An outlier is an observation that lies a markedly unusual distance from the rest of a dataset — far enough that it may distort summary statistics, model fit or test results. Outliers are not automatically errors to be removed; they are signals to be investigated, justified and reported.
Why outliers matter for reproducibility
A single extreme value can inflate a mean, balloon a variance or drag a regression line toward itself, changing a study’s conclusions. Because the decision about whether to keep or exclude such a point is a researcher degree of freedom, undocumented outlier handling is a well-known threat to reproducibility. Transparent reporting of what you found, what you did and why is the antidote.
Two causes: error versus genuine extreme
Outliers arise from two broad sources, and the cause dictates the response.
- Error outliers come from data-entry mistakes, instrument faults, unit mix-ups or sampling problems. A recorded human age of 250 years is an error. These can legitimately be corrected or excluded once verified.

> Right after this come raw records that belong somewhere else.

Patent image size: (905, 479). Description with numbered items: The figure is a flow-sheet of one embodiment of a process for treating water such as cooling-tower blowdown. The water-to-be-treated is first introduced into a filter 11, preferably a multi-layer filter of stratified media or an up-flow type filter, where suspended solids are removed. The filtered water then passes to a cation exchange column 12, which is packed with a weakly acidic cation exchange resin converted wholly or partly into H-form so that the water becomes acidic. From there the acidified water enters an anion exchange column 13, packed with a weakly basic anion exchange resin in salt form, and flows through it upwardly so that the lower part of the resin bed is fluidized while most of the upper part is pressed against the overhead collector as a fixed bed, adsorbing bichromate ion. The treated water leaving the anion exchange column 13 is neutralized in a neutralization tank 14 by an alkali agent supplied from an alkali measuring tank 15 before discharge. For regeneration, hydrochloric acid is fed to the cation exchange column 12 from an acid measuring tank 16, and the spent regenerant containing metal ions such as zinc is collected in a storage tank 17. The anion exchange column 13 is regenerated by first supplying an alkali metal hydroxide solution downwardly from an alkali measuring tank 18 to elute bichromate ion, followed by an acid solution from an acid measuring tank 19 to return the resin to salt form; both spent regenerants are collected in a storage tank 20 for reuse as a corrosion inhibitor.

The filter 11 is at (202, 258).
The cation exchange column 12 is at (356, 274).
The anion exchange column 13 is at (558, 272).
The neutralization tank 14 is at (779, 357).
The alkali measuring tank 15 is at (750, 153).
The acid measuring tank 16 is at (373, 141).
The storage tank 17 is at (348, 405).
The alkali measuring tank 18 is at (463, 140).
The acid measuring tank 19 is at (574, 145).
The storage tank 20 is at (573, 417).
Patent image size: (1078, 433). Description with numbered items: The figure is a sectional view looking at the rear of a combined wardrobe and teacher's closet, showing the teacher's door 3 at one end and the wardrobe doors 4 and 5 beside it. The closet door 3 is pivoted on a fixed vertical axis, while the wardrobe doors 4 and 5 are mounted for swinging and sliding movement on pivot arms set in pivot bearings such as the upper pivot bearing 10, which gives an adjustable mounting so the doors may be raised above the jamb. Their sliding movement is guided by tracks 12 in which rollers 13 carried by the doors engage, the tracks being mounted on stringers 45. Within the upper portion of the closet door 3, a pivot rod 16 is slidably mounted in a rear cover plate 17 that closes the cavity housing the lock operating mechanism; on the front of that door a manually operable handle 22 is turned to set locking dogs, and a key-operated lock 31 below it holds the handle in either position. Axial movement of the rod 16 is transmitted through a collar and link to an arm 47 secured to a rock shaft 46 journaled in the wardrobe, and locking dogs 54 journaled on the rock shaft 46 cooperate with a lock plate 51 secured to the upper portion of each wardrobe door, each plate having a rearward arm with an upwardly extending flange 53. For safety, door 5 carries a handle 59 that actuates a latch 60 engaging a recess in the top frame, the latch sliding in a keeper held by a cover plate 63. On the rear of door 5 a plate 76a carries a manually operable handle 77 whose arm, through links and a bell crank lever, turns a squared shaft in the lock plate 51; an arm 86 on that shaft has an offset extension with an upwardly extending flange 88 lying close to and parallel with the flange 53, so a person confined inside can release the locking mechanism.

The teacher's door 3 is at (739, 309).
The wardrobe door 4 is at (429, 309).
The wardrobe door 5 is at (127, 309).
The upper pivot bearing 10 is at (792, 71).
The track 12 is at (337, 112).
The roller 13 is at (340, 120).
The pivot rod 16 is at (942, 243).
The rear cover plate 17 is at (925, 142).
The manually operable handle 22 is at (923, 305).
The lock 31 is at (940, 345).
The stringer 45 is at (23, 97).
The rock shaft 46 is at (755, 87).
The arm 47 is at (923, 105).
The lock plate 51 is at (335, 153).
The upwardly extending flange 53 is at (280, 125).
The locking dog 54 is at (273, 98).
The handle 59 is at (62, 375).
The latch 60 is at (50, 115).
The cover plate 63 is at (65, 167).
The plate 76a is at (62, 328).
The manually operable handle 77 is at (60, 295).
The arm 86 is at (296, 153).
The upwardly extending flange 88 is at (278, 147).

- Genuine extremes are real but unusual observations — a true high earner in an income survey, a rare strong responder in a trial. These carry information and should generally be retained, possibly with a robust analysis.
The crucial point is that you cannot tell the two apart from the number alone. Investigation of the source — the raw record, the instrument log, the data-collection notes — is what separates them.
Detection methods
Several established methods flag candidate outliers. None is definitive; each makes assumptions and each has a different sensitivity. Visual inspection should always accompany any rule.
| Method | How it works | Best suited to |
|---|---|---|
| Z-score | Flags points whose distance from the mean exceeds a threshold of standard deviations (commonly 3) | Roughly normal, larger samples |
| IQR / boxplot | Flags points beyond Q1 − 1.5×IQR or Q3 + 1.5×IQR | Skewed data; robust, distribution-light |
| Grubbs’ test | Formal hypothesis test for a single outlier in a normal sample | One suspected outlier, normality assumed |
| Modified z-score (MAD) | Uses the median and median absolute deviation, resisting masking | Small samples or multiple outliers |
The z-score is intuitive but breaks down precisely when it matters most: a strong outlier inflates the standard deviation and can mask itself. The IQR rule, built on quartiles, is more robust and makes few distributional assumptions, which is why the boxplot remains the everyday workhorse. Grubbs’ test offers a formal, probabilistic answer when a single outlier is suspected in approximately normal data. Robust alternatives based on the median and MAD resist the masking and swamping that trip up mean-based rules.
Principled handling: never delete silently
The cardinal rule is that you do not quietly drop inconvenient points. A defensible workflow looks like this:
- Detect and flag candidates using a pre-specified rule, ideally chosen before seeing the results.
- Investigate the source to classify each as error or genuine extreme.
- Decide and document — correct verified errors, retain genuine extremes, and record every decision with its rationale.
- Report sensitivity — run the analysis with and without the contested points and show whether conclusions change.
- Prefer robust methods where extremes are genuine, such as medians, trimmed means or rank-based tests, instead of deletion.
Pre-registering the outlier rule removes the temptation to choose a definition that produces a desired result. For more on transparent analysis decisions see our reproducibility coverage and the CASRAI dictionary. Software choices also shape how outliers are detected and reported — see our review of statistical software in research.
Frequently asked questions
Should I always remove outliers?
No. Removing outliers by default is one of the most common analytic errors. Verified data-entry errors can be corrected or excluded, but genuine extreme values usually contain information and should be retained, often with a robust method. Always report what you did either way.
Which detection method is best?
There is no universal best. The IQR/boxplot rule is robust and assumption-light for skewed data; the z-score suits larger, roughly normal samples; Grubbs’ test is appropriate for a single suspected outlier under normality. Combine a numeric rule with a plot.
How do I report outlier handling?
State the detection rule, how many points were flagged, how each was classified, what action was taken and why, and the result of a sensitivity analysis with and without them. This level of detail is what makes the analysis reproducible. Our author guidance covers transparent methods reporting.
Do outliers affect meta-analyses too?
Yes. An aberrant study can dominate a pooled estimate just as a point dominates a sample. Sensitivity and influence analyses are standard, as discussed in our explainer on systematic reviews versus meta-analyses.